さくらインターネット、不正アクセスの調査が完了--データの外部流出は未確認

加納恵 (編集部)

2026-09-10 14:13

 さくらインターネットは9月10日、8月に発覚した同社システムへの不正アクセスに関する第三報を発表し、外部サイバーセキュリティ専門機関と連携して進めていた一連の調査が完了したことを明らかにした。

 今回の調査により、同社の「さくらのレンタルサーバ」の一部環境と、顧客情報を管理する「販売管理システム」に対する不正アクセスが確認され、最大136万563件の会員情報が第三者に閲覧または取得された可能性があることが判明した。現時点ではデータの外部持ち出しや、それに伴う二次被害は確認されていないという。

 事の発端は8月9日、さくらのレンタルサーバのメンテナンス用サーバーにおいて異常が検知されたことだった。同社は即座に通信の遮断やマルウェアの除去といった封じ込め措置を実施し、調査を開始。その結果、レンタルサーバーの一部環境にとどまらず、各サービスの契約情報を管理する販売管理システムへの不正アクセスも発覚した。

 レンタルサーバー側での影響は、初期報告の583アカウントからさらに368アカウントが追加され、合計951アカウントに及んだ。一方、販売管理システム側の対象規模は大きく、対象となる会員情報の総数は約136万件に上る。

 さらに調査の過程で、販売管理システムに対する不正アクセスは、2023年4月から2026年3月という長期間にわたって発生していたことが確認された。なお、レンタルサーバーへの侵入と販売管理システムへの侵入について、両事象の明確な関連性を示す根拠は見つかっていない。

 販売管理システムにおいて閲覧・取得された可能性のある情報には、氏名、住所、電話番号、メールアドレスといった会員の基本情報が含まれる。また、30アカウントについては、ハッシュ化されたパスワード情報が閲覧された可能性が確認された。

 さらに、さくらのレンタルサーバーと「さくらのVPS」の一部における「初期パスワード」が同システム内に保存されており、これらも影響を受けた可能性がある。

 同社はアカウント保護の観点から、現在も初期パスワードが利用されている対象契約に対し、パスワードの強制変更措置や変更依頼の個別案内を実施している。
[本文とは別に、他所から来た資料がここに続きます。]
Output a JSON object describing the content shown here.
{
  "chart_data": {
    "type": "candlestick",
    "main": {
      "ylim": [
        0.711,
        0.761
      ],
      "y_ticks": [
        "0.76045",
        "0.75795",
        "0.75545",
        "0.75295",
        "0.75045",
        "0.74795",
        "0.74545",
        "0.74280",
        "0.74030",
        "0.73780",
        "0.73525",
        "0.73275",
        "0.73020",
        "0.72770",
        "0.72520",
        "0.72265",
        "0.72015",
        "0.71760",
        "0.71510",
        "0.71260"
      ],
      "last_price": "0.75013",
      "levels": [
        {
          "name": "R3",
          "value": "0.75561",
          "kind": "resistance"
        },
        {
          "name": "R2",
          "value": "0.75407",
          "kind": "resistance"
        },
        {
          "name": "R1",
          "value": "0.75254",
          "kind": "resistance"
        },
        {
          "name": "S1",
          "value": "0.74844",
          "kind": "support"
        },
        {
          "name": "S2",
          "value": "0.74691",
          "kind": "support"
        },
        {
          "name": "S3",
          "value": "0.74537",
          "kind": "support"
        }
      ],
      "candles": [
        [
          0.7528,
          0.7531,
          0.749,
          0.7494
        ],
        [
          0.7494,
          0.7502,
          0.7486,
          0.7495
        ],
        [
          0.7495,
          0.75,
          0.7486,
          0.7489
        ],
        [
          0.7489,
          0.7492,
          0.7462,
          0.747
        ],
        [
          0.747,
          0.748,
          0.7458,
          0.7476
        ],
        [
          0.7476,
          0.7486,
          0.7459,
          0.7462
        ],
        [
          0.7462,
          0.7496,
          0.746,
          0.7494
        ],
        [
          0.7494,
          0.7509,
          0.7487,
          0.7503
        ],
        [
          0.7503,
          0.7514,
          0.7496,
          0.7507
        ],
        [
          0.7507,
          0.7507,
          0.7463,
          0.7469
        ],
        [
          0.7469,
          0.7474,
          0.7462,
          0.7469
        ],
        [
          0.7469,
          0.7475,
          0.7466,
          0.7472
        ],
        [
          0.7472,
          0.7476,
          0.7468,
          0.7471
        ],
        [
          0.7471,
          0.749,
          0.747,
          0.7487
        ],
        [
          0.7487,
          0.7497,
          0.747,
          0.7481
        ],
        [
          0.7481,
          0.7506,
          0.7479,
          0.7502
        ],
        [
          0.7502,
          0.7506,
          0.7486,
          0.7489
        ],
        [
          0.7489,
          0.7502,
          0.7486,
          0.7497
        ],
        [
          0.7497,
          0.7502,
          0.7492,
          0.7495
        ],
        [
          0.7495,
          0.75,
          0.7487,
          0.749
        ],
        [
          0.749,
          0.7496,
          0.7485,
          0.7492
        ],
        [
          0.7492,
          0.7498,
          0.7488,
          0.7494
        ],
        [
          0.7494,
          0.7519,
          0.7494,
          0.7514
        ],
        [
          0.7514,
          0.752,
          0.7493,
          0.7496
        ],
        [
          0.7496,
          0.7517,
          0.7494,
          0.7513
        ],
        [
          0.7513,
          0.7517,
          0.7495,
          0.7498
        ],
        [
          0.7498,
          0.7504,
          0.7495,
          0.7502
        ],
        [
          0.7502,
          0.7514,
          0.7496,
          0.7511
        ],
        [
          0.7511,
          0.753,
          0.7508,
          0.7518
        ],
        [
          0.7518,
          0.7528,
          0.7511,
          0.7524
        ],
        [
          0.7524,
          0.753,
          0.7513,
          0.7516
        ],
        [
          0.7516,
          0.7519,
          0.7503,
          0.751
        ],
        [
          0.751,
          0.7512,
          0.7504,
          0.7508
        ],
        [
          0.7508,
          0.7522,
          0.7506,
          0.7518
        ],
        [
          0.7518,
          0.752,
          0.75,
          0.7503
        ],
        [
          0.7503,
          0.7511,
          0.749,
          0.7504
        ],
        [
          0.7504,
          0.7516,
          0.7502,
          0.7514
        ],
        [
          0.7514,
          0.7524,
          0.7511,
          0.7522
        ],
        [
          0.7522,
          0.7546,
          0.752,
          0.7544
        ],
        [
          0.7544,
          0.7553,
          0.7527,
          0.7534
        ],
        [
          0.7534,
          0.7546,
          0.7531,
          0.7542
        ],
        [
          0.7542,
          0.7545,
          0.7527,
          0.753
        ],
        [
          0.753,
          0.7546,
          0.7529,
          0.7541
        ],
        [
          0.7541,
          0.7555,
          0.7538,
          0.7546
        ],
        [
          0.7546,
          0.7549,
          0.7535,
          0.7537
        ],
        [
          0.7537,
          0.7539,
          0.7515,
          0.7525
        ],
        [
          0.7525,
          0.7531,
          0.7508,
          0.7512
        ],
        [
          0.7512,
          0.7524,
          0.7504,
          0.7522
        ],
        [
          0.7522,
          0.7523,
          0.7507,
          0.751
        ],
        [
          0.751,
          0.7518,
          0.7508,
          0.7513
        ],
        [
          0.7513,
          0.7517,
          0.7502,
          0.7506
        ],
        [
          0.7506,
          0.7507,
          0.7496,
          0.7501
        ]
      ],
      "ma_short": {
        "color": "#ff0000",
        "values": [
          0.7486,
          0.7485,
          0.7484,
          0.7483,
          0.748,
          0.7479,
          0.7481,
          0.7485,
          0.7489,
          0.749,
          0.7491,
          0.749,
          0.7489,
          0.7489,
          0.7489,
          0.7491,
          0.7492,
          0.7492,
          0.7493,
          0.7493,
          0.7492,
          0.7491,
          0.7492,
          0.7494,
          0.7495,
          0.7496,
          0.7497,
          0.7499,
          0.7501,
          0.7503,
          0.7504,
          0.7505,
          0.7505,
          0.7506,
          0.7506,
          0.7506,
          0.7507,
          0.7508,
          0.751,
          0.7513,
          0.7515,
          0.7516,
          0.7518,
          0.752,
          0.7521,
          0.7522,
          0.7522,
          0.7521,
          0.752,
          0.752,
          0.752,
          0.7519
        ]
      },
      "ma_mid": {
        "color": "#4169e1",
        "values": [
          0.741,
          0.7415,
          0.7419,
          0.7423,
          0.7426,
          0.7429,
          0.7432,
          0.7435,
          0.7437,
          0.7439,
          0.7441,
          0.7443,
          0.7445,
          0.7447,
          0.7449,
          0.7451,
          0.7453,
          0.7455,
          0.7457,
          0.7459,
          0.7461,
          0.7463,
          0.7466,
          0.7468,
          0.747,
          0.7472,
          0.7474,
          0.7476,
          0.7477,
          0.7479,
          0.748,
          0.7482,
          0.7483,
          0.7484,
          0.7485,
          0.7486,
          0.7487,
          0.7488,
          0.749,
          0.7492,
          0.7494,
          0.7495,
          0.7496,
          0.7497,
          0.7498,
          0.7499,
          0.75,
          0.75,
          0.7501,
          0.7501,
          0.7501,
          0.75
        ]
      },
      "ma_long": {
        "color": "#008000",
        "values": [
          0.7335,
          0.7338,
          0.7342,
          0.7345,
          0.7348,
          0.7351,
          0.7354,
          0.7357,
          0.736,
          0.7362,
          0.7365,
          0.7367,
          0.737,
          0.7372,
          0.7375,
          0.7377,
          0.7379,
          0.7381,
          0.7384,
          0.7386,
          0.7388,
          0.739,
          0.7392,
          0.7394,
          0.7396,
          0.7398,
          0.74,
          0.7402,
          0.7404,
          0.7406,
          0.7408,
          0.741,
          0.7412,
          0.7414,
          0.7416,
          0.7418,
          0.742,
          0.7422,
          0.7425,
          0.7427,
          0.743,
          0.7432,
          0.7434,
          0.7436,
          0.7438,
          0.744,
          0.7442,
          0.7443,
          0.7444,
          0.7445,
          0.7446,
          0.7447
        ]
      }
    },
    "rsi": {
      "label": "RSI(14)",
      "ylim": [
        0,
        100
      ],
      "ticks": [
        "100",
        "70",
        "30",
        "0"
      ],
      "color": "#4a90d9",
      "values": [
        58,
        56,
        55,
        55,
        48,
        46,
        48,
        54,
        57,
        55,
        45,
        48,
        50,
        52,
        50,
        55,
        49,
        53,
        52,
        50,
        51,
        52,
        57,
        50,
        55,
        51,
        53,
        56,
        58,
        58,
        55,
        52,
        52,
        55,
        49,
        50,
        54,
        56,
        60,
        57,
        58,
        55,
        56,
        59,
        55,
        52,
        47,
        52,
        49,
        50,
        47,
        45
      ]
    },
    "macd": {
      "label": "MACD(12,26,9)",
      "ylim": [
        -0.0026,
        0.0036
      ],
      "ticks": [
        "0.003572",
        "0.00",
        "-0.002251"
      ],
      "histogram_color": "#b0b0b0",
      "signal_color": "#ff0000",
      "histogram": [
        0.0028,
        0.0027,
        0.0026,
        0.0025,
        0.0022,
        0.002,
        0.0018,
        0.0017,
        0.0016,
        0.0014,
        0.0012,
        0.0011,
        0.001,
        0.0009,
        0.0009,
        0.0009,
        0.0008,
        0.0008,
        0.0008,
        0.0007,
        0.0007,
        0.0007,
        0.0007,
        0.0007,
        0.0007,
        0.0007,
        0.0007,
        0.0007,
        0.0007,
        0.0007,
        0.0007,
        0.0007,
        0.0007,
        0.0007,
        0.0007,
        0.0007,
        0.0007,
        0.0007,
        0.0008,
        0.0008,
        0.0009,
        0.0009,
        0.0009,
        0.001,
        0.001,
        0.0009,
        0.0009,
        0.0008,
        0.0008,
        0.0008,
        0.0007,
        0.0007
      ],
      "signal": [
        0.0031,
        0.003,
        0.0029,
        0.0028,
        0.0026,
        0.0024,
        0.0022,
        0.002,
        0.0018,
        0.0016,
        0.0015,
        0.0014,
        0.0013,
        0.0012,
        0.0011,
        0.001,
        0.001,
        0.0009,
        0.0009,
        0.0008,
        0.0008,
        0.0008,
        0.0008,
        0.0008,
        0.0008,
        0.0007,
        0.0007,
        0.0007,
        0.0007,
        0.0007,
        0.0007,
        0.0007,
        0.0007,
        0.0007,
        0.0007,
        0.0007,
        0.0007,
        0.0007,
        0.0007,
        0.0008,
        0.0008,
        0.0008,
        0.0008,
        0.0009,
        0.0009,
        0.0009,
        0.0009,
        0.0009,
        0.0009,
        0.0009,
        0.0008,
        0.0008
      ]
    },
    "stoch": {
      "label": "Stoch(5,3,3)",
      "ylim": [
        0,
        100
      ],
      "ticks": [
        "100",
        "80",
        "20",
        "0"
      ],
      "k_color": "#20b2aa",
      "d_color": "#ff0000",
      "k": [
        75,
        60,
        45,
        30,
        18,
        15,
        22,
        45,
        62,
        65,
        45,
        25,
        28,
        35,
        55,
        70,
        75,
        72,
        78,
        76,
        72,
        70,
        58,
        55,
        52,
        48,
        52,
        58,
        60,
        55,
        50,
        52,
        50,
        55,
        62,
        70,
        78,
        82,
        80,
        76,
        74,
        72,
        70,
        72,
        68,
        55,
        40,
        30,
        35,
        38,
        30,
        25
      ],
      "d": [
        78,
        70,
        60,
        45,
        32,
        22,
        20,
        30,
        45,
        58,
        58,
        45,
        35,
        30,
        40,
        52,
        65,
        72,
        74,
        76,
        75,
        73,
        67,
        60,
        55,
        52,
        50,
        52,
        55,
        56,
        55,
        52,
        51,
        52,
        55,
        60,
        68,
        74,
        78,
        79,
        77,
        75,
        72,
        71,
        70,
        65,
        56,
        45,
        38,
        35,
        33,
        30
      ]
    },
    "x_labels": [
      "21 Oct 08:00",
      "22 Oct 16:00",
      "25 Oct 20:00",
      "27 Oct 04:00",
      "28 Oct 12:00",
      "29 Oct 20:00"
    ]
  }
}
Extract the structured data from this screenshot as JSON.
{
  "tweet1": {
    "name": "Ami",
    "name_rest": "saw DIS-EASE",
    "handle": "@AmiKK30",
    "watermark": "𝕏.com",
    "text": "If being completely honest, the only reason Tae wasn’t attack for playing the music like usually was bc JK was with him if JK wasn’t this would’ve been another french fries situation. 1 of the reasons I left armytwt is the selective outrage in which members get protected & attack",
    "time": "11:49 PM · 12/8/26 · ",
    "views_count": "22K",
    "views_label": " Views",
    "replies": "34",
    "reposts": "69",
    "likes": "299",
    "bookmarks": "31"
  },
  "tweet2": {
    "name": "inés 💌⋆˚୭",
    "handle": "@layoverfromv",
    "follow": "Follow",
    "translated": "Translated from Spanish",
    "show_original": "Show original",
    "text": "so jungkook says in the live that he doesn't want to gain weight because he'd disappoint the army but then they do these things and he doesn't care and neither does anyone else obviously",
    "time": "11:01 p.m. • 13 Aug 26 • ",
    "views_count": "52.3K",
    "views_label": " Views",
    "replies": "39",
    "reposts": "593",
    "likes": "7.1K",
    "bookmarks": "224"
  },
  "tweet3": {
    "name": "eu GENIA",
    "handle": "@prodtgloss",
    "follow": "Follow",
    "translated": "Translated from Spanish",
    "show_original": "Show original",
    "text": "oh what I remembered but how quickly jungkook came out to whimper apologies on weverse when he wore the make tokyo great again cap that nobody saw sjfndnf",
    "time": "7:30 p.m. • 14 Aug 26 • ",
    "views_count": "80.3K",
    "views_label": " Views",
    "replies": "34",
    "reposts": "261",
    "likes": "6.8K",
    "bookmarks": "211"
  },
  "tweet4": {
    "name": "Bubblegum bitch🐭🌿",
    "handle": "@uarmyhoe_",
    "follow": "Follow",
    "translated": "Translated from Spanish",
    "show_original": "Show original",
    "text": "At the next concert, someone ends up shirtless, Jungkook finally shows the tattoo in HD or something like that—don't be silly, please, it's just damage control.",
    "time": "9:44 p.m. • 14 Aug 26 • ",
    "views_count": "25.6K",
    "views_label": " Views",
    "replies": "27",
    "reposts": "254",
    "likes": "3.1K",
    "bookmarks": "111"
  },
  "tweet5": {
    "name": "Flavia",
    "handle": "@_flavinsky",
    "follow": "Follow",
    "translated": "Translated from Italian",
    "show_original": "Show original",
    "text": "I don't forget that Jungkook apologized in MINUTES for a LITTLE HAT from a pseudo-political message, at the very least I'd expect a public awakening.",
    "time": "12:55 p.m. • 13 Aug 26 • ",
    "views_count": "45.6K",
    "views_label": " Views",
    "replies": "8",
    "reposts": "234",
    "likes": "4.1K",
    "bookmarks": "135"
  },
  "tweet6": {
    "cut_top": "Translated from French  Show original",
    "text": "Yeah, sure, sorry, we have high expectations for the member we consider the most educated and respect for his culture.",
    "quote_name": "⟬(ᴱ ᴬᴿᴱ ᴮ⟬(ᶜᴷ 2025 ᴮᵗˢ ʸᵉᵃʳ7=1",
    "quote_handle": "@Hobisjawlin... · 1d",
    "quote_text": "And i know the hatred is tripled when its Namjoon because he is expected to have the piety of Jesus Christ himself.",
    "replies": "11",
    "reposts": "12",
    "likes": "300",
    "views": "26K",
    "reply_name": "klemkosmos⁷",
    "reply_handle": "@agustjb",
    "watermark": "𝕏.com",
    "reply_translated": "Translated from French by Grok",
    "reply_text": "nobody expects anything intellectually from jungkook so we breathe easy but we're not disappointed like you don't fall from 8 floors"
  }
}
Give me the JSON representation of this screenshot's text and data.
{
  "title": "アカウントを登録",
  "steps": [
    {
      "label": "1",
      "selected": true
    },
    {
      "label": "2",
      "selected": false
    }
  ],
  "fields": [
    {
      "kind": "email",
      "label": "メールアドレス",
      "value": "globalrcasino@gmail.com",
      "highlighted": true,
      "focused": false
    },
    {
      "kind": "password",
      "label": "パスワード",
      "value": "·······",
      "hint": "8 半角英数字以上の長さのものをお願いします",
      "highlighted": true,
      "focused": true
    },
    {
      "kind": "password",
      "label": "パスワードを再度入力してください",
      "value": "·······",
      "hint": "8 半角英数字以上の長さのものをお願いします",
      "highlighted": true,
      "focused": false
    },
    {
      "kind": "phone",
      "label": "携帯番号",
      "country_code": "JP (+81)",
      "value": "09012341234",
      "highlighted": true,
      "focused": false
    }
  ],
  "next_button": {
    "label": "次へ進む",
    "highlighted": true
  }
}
なお、クレジットカード情報については同社システム内で保持しておらず、情報漏えいのリスクはないと明言されている。

 データの外部持ち出しを裏付ける明確な痕跡や、ダークウェブなどでの情報公開、本件に起因するアカウントの不正利用や金銭的被害といった二次被害は、現時点では一切確認されていない。しかし同社は、事案に便乗したフィッシング詐欺やなりすましなどへの注意をユーザーに呼びかけている。

 同社は今回の事態を重く受け止め、すでに管理者権限の厳格化 Endpoint Detection and Response(EDR:エンドポイント型脅威検知および対応)の導入範囲拡大、重要システムへの通信制限強化といった緊急対策を完了している。

 今後はさらなる抜本的な対策として、さくらのレンタルサーバ全サーバーの再構築によるクリーンナップの実施、多層的なアクセス制御の強化、セキュリティログの取得範囲拡大などを予定している。また、定期的な外部監査の実施や、経営層を含めた情報セキュリティガバナンス体制を強化することで、インシデントへの対応力と予防策を継続的に改善していく方針だ。